Terror cover affordable for firms
Regular property insurance cover has also become cheaper because of detariffing along with the price of terror insurance.
MUMBAI: The frequency of terror attacks may have risen in India, but thanks to booming reserves of insurance companies, terror cover has become more affordable for corporates.
The 'terror pool’, a virtual fund comprising commitments from all general insurance companies, has grown to around Rs 800-900 crore since it was first formed in the wake of the 9/11 attack. This year, premium rates were also reduced, as claim payouts were very low compared to the premium that was being collected by insurance companies.
The terror pool, which originally provided cover up to Rs 200 crore, is now in a position to insure terror risks up to Rs 500 crore. Despite a spate of terror incidents, the Mumbai blasts of July 2006, the Hyderabad blasts last week and other smaller incidents in the North East and North India, insurers are not revising prices.
“As compared to the premium, claims payouts on account of terrorism have been quite low,” said Bajaj Allianz General Insurance underwriting head TA Ramalingam. He added this was because unlike in the West, terror incidents here result in a major loss of life, but relatively low losses in insured property.
Insurers point out that most properties targeted by terrorists have been government-owned, and the government does not cover its properties.
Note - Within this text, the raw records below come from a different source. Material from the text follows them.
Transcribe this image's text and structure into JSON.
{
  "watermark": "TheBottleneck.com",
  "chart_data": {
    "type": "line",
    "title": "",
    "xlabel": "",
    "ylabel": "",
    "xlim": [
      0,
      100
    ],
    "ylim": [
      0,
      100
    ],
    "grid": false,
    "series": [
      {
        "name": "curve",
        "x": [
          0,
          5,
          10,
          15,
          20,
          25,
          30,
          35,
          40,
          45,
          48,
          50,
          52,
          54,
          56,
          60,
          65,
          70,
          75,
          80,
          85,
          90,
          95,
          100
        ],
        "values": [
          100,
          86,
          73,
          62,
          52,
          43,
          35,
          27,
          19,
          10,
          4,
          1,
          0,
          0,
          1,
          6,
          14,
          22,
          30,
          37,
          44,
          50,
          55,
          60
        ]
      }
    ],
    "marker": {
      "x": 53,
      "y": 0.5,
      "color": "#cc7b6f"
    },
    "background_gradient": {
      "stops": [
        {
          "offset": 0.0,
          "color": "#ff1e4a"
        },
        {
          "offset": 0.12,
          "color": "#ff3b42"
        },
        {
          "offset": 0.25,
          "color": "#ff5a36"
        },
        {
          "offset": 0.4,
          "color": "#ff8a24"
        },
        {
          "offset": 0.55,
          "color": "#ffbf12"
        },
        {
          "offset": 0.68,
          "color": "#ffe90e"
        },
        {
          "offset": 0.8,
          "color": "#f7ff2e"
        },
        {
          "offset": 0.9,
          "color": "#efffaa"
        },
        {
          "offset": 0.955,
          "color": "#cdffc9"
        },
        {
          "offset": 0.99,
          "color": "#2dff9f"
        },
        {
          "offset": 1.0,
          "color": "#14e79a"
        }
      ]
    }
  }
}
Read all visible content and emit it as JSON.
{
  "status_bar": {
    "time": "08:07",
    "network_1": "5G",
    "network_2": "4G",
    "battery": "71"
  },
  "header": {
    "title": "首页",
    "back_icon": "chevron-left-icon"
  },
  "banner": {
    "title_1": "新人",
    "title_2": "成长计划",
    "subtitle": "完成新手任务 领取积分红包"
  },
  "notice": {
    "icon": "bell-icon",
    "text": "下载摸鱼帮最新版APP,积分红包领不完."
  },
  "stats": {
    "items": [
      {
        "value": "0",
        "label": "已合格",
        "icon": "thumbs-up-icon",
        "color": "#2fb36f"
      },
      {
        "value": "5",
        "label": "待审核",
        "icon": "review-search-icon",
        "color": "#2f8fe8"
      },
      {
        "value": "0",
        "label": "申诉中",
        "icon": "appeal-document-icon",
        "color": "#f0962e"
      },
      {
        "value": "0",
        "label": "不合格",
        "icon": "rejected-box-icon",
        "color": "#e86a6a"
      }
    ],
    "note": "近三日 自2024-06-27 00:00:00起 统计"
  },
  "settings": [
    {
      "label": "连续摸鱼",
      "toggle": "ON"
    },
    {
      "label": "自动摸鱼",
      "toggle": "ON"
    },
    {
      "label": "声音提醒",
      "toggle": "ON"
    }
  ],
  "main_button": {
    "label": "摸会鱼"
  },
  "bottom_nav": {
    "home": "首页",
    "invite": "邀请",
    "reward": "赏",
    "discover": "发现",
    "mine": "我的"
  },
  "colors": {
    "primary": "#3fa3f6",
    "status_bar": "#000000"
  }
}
This year, along with the price of terror insurance, regular property insurance cover has also become cheaper because of detariffing.
State-owned insurers have been able to support sharp reduction in premium because of the significant returns, their reserves have been generating because of the uptrend in capital markets. The situation is similar in the international market. Large projects such as oil refineries buy insurance cover directly from the international market through reinsurance driven policies.
“As of now, terror cover up to $200 million is easily available in the international market. In fact, rates were on downtrend until the London terror attacks at Glasgow airport a couple of months ago stopped the slide,” said an insurer.
Although the insured value of refineries is much higher than the $200 million of insurance available, what corporates do is they buy a 'floater’ cover. Floater cover refers to a sum insured that can be used by any insured asset. “It is very unlikely that a single incident would cause a loss of over $200 million,” he added.
However, insurers warn that any major terror attack on an insured property could change the market completely. In order to get corporates to improve their risk management, insurers are asking them to take on higher deductibles of up to $5,00,000. This means that corporates would have to bear claims up to the level of the deductible.